Our online AP French Language course is an advanced language course in which students acquire proficiencies that expand their cognitive, analytical and communicative skills. The AP French Language course prepares them for the AP French exam. It uses as its foundation the three modes of communication (Interpersonal, Interpretive and Presentational) as defined in the Standards for Foreign Language Learning in the 21st Century.
The AP® Human Geography course, designed to meet the needs of highly motivated students, is organized around the major themes of human interactions within a shared world that considers the questions, where and why. Where do people live and why or how do cultures influence human behavior? Students will study the elements of sociology, anthropology, religion, politics, economics, and psychology that help students understand how to make sense of others and themselves in a locality, region and the world. The course is offered at a college level class and will require rigorous work and effort. Students should expect to complete a variety of readings, writings, and practice exams as well as to participate in many discussions and activities. It is expected that students will take the Advanced Placement® Human Geography exam in May, as preparation for this exam is one of the major goals of the course.
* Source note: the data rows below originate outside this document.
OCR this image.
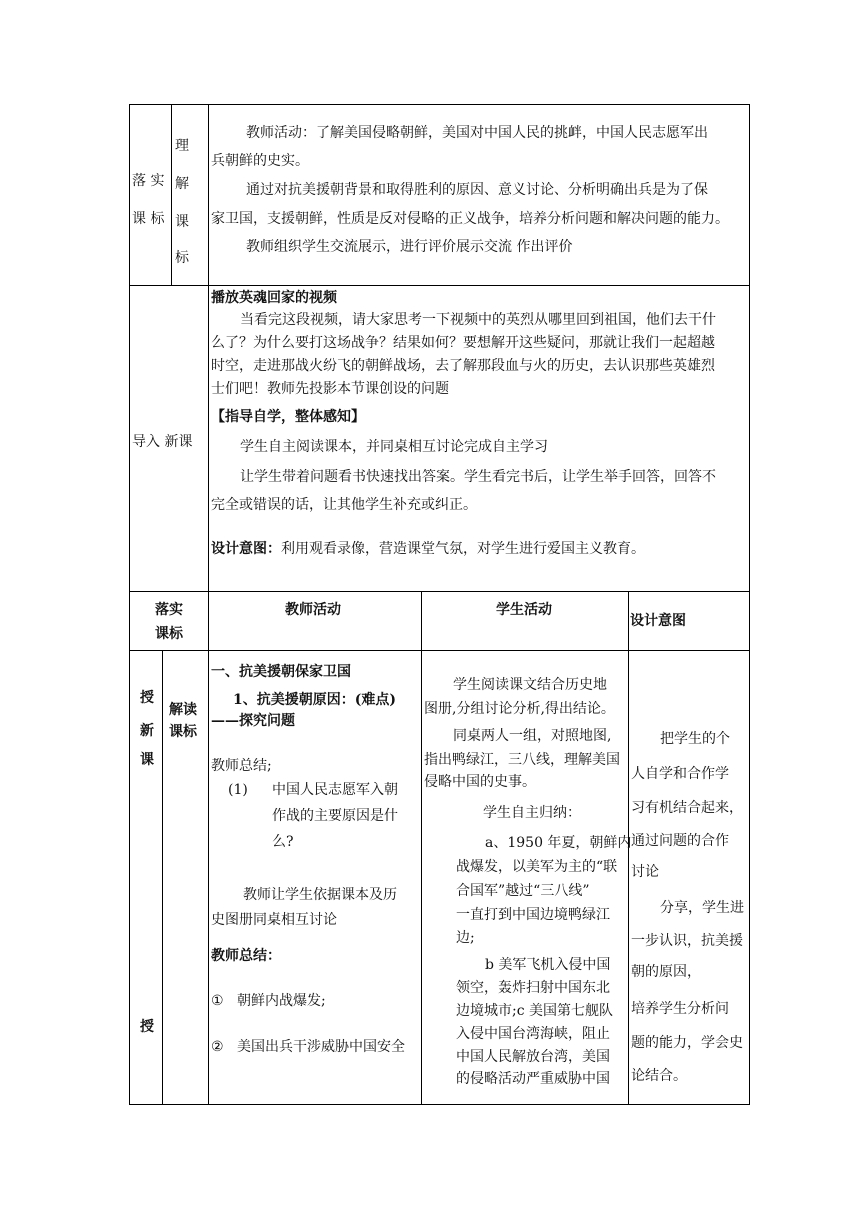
落 实
课 标
理
解
课
标
教师活动：了解美国侵略朝鲜，美国对中国人民的挑衅，中国人民志愿军出
兵朝鲜的史实。
通过对抗美援朝背景和取得胜利的原因、意义讨论、分析明确出兵是为了保
家卫国，支援朝鲜，性质是反对侵略的正义战争，培养分析问题和解决问题的能力。
教师组织学生交流展示，进行评价展示交流 作出评价
导入 新课
播放英魂回家的视频
当看完这段视频，请大家思考一下视频中的英烈从哪里回到祖国，他们去干什
么了？为什么要打这场战争？结果如何？要想解开这些疑问，那就让我们一起超越
时空，走进那战火纷飞的朝鲜战场，去了解那段血与火的历史，去认识那些英雄烈
士们吧！教师先投影本节课创设的问题
【指导自学，整体感知】
学生自主阅读课本，并同桌相互讨论完成自主学习
让学生带着问题看书快速找出答案。学生看完书后，让学生举手回答，回答不
完全或错误的话，让其他学生补充或纠正。
设计意图：利用观看录像，营造课堂气氛，对学生进行爱国主义教育。
落实
课标
教师活动	学生活动
设计意图
授
新
课
授
解读
课标
一、抗美援朝保家卫国
1、抗美援朝原因：(难点)
——探究问题
教师总结;
(1) 中国人民志愿军入朝
作战的主要原因是什
么?
教师让学生依据课本及历
史图册同桌相互讨论
教师总结：
① 朝鲜内战爆发;
② 美国出兵干涉威胁中国安全
学生阅读课文结合历史地
图册,分组讨论分析,得出结论。
同桌两人一组，对照地图,
指出鸭绿江，三八线，理解美国
侵略中国的史事。
学生自主归纳：
a、1950 年夏，朝鲜内
战爆发，以美军为主的“联
合国军”越过“三八线”
一直打到中国边境鸭绿江
边;
b 美军飞机入侵中国
领空，轰炸扫射中国东北
边境城市;c 美国第七舰队
入侵中国台湾海峡，阻止
中国人民解放台湾，美国
的侵略活动严重威胁中国
把学生的个
人自学和合作学
习有机结合起来，
通过问题的合作
讨论
分享，学生进
一步认识，抗美援
朝的原因，
培养学生分析问
题的能力，学会史
论结合。
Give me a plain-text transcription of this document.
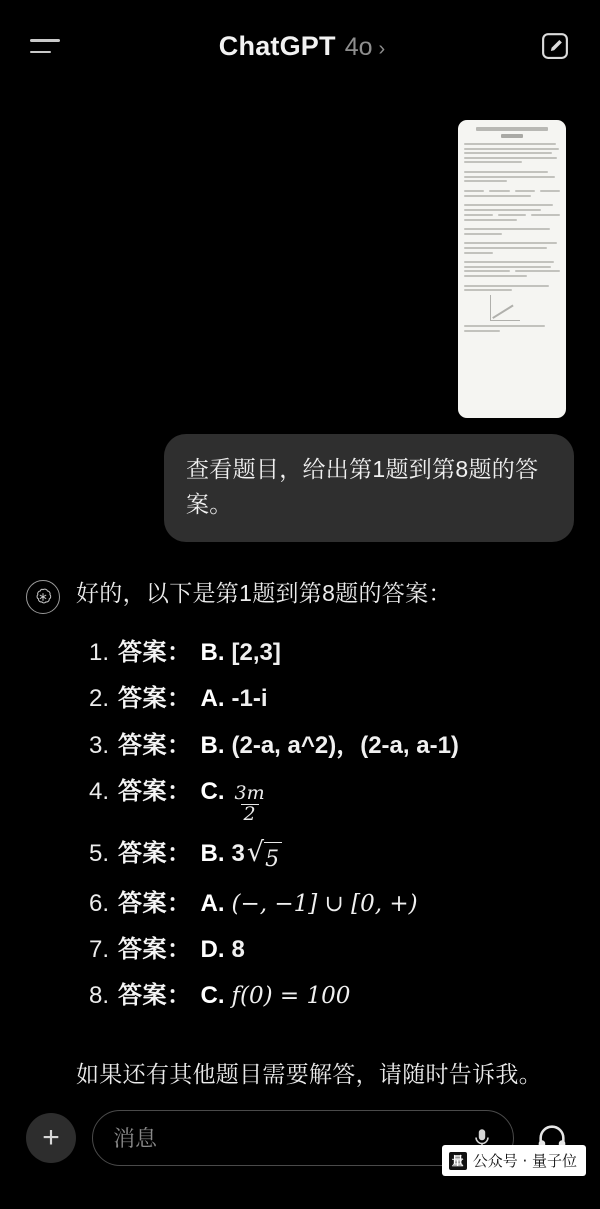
ChatGPT 4o ›
查看题目，给出第1题到第8题的答案。
好的，以下是第1题到第8题的答案：
1. 答案： B. [2,3]
2. 答案： A. -1-i
3. 答案： B. (2-a, a^2)，(2-a, a-1)
4. 答案： C. $\frac{3m}{2}$
5. 答案： B. 3 √ 5
6. 答案： A. (−, −1] ∪ [0, +)
7. 答案： D. 8
8. 答案： C. f(0) = 100
如果还有其他题目需要解答，请随时告诉我。
+	消息
量 公众号 · 量子位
This course is designed to give the student an understanding of music theory, sight reading, and aural skills that is equivalent to that of a first-year college music student. It is also designed with the explicit purpose of preparing the student for the AP® Exam in Music Theory. The course content and presentation will adhere to the guidelines set forth by the College Board in the Music Theory Course Description.
This Advanced Placement® Physics Course is equivalent to a full-year introductory college-level course, for scientists and engineers, which introduces the main principles of Mechanics and Electricity & Magnetism. The rigor and pace of this course is consistent with that of many major colleges and universities, and will prepare students for the two-part Advanced Placement® Examination in May on 1) Mechanics and 2) Electricity and Magnetism.
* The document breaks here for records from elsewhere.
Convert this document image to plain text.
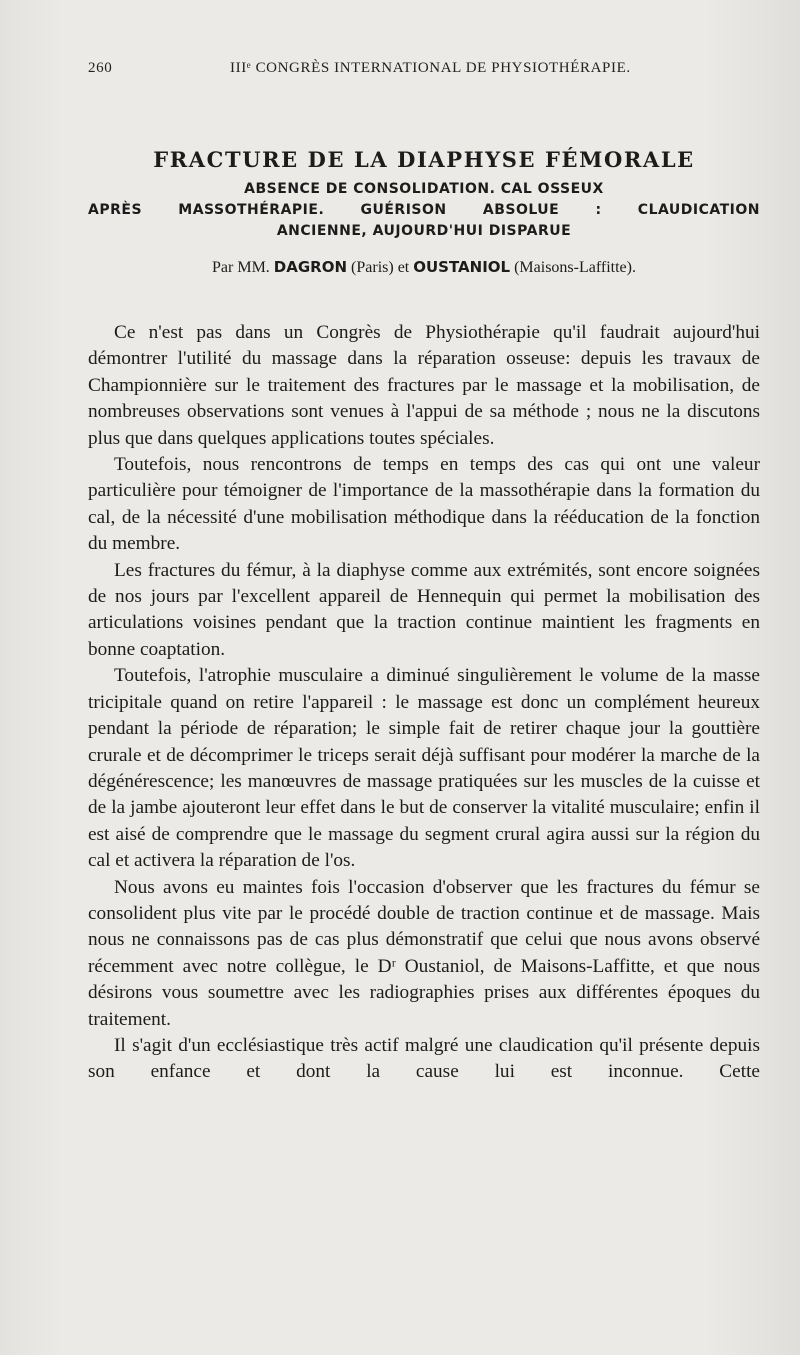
260	IIIᵉ CONGRÈS INTERNATIONAL DE PHYSIOTHÉRAPIE.
FRACTURE DE LA DIAPHYSE FÉMORALE
ABSENCE DE CONSOLIDATION. CAL OSSEUX
APRÈS MASSOTHÉRAPIE. GUÉRISON ABSOLUE : CLAUDICATION
ANCIENNE, AUJOURD'HUI DISPARUE
Par MM. DAGRON (Paris) et OUSTANIOL (Maisons-Laffitte).

Ce n'est pas dans un Congrès de Physiothérapie qu'il faudrait aujourd'hui démontrer l'utilité du massage dans la réparation osseuse: depuis les travaux de Championnière sur le traitement des fractures par le massage et la mobilisation, de nombreuses observations sont venues à l'appui de sa méthode ; nous ne la discutons plus que dans quelques applications toutes spéciales.

Toutefois, nous rencontrons de temps en temps des cas qui ont une valeur particulière pour témoigner de l'importance de la massothérapie dans la formation du cal, de la nécessité d'une mobilisation méthodique dans la rééducation de la fonction du membre.

Les fractures du fémur, à la diaphyse comme aux extrémités, sont encore soignées de nos jours par l'excellent appareil de Hennequin qui permet la mobilisation des articulations voisines pendant que la traction continue maintient les fragments en bonne coaptation.

Toutefois, l'atrophie musculaire a diminué singulièrement le volume de la masse tricipitale quand on retire l'appareil : le massage est donc un complément heureux pendant la période de réparation; le simple fait de retirer chaque jour la gouttière crurale et de décomprimer le triceps serait déjà suffisant pour modérer la marche de la dégénérescence; les manœuvres de massage pratiquées sur les muscles de la cuisse et de la jambe ajouteront leur effet dans le but de conserver la vitalité musculaire; enfin il est aisé de comprendre que le massage du segment crural agira aussi sur la région du cal et activera la réparation de l'os.

Nous avons eu maintes fois l'occasion d'observer que les fractures du fémur se consolident plus vite par le procédé double de traction continue et de massage. Mais nous ne connaissons pas de cas plus démonstratif que celui que nous avons observé récemment avec notre collègue, le Dʳ Oustaniol, de Maisons-Laffitte, et que nous désirons vous soumettre avec les radiographies prises aux différentes époques du traitement.

Il s'agit d'un ecclésiastique très actif malgré une claudication qu'il présente depuis son enfance et dont la cause lui est inconnue. Cette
This Advanced Placement® Physics 1 Course is equivalent to a first semester, algebra-based, Introductory Physics college-level course. The rigor and pace of this course is consistent with that of many major colleges and universities, and will prepare you for the Advanced Placement® Examination in May. Upon successful completion of the exam, you may receive college credit and you will be well-prepared for additional advanced physics coursework.
This is a college level history course designed to meet the needs of highly motivated students who have a strong interest and ability in history. The program prepares students for intermediate and advanced college courses by making demands upon them equivalent to those made by full-year introductory college courses. The student is expected to read and analyze both primary and secondary source materials and to demonstrate ability to interpret and evaluate these sources in essay form. Students will take the Advanced Placement® World History exam in May, as preparation for this exam is a major goal of this course. Therefore, the course is content driven with heavy emphasis on written critical analysis. Extensive reading writing and class discussions are integral components of the program.